To solve the problem, we need to find the value of \( | \vec{PA} |^2 + | \vec{PB} |^2 + | \vec{PC} |^2 \) where \( P \) is any arbitrary point on the circumcircle of an equilateral triangle \( ABC \) with side length \( l \). ### Step-by-Step Solution: 1. **Understanding the Geometry**: - Let \( A, B, C \) be the vertices of the equilateral triangle inscribed in a circumcircle with radius \( R \). - The circumradius \( R \) of an equilateral triangle with side length \( l \) is given by the formula: \[ R = \frac{l}{\sqrt{3}} \] 2. **Positioning the Triangle**: - Place the triangle in the coordinate system such that the centroid (which is also the circumcenter for an equilateral triangle) is at the origin \((0, 0)\). - The coordinates of the vertices can be represented as: \[ A = \left( \frac{l}{2}, \frac{l\sqrt{3}}{6} \right), \quad B = \left( -\frac{l}{2}, \frac{l\sqrt{3}}{6} \right), \quad C = \left( 0, -\frac{l\sqrt{3}}{3} \right) \] 3. **Finding the Distances**: - Let \( P \) be any point on the circumcircle.

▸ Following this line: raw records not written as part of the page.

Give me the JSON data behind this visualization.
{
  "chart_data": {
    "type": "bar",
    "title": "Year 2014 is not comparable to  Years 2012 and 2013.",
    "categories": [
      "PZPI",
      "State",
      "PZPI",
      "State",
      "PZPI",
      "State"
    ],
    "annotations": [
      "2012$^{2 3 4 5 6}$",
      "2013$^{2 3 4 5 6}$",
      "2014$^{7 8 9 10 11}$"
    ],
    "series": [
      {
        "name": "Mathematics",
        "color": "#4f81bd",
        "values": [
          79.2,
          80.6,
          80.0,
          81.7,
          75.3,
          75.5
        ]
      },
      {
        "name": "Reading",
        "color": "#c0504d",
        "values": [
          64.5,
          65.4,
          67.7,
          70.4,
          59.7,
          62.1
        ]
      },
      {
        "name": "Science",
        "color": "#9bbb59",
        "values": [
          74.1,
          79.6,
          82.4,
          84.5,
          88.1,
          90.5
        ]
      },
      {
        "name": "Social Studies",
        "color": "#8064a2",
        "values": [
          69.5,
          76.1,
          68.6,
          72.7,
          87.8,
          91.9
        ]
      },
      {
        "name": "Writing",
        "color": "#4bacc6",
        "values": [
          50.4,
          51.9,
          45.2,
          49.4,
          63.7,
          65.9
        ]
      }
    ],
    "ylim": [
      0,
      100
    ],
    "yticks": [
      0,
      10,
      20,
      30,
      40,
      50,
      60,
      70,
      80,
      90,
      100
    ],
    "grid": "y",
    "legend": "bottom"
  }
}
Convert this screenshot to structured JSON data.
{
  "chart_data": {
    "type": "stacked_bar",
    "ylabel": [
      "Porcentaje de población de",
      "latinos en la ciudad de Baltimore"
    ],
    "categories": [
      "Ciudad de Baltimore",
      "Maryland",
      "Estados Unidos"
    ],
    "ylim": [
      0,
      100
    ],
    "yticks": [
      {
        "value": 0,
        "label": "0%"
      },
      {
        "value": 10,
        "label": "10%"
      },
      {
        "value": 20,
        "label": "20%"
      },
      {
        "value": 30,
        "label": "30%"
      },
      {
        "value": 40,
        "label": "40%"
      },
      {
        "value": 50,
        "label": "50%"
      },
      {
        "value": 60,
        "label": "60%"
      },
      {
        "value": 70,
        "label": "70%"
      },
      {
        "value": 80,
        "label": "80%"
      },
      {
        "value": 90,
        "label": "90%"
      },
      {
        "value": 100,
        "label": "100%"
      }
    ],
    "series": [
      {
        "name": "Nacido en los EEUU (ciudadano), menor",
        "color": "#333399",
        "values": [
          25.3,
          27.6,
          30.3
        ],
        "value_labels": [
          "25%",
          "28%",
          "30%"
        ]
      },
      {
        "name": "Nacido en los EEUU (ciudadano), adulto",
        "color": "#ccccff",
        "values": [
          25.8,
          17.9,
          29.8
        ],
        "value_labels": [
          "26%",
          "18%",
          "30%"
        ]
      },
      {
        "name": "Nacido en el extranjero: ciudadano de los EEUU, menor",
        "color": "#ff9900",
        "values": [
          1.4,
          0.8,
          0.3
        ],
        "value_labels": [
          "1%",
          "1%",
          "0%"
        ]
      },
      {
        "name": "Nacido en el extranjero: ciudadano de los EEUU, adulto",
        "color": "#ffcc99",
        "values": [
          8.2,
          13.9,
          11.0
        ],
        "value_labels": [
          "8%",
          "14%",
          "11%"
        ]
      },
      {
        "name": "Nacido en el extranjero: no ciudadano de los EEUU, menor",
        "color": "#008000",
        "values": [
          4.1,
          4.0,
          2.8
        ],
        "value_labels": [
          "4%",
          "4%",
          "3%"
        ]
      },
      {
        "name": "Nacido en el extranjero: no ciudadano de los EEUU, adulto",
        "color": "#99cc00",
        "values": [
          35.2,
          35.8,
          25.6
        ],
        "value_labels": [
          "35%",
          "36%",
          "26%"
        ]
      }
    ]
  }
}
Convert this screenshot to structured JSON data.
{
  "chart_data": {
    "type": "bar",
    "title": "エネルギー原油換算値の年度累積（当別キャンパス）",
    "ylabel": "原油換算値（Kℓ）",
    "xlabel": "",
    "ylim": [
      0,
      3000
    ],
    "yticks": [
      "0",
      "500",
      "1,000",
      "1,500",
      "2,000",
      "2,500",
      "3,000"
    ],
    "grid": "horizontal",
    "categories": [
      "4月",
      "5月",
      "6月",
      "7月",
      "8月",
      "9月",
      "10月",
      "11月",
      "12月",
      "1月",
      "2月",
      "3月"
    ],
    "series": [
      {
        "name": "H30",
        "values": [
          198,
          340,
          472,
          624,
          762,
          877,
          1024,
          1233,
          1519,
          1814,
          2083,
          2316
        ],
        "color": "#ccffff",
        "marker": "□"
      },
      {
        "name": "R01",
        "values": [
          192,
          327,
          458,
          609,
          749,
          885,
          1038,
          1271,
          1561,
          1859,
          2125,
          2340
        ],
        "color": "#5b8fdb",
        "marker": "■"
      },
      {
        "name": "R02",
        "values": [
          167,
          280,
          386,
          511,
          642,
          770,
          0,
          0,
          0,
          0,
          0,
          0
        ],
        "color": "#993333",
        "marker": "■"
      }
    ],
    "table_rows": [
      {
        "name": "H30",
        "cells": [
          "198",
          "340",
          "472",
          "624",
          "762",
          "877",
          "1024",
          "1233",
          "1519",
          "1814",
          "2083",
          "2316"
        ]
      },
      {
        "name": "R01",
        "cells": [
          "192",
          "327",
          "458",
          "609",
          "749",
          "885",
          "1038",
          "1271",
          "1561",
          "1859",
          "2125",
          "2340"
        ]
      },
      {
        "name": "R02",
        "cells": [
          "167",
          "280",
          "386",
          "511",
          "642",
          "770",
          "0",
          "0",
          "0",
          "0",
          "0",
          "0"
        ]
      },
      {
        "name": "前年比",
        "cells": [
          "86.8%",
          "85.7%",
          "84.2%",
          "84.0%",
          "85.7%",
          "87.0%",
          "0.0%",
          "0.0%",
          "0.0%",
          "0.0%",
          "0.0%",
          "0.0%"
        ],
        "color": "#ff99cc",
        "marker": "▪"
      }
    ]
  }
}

The squared distances from \( P \) to each vertex can be expressed as: \[ | \vec{PA} |^2 = |P - A|^2, \quad | \vec{PB} |^2 = |P - B|^2, \quad | \vec{PC} |^2 = |P - C|^2 \] 4. **Using the Distance Formula**: - The squared distance from point \( P(x, y) \) to point \( A \) is: \[ | \vec{PA} |^2 = (x - \frac{l}{2})^2 + \left(y - \frac{l\sqrt{3}}{6}\right)^2 \] - Similarly, calculate \( | \vec{PB} |^2 \) and \( | \vec{PC} |^2 \). 5. **Summing the Distances**: - We need to sum these squared distances: \[ | \vec{PA} |^2 + | \vec{PB} |^2 + | \vec{PC} |^2 \] 6. **Using the Property of the Circumcircle**: - By the property of the circumcircle of an equilateral triangle, the sum of the squared distances from any point \( P \) on the circumcircle to the vertices \( A, B, C \) is constant and can be derived as: \[ | \vec{PA} |^2 + | \vec{PB} |^2 + | \vec{PC} |^2 = 3R^2 + 3| \vec{OP} |^2 \] - Since \( P \) lies on the circumcircle, \( | \vec{OP} | = R \). 7. **Substituting Values**: - Substitute \( R = \frac{l}{\sqrt{3}} \): \[ | \vec{PA} |^2 + | \vec{PB} |^2 + | \vec{PC} |^2 = 3 \left( \frac{l^2}{3} \right) + 3 \left( \frac{l^2}{3} \right) = 2l^2 \] ### Conclusion: Thus, the expression \( | \vec{PA} |^2 + | \vec{PB} |^2 + | \vec{PC} |^2 \) is always equal to \( 2l^2 \). ### Final Answer: The correct option is **a. \( 2l^2 \)**.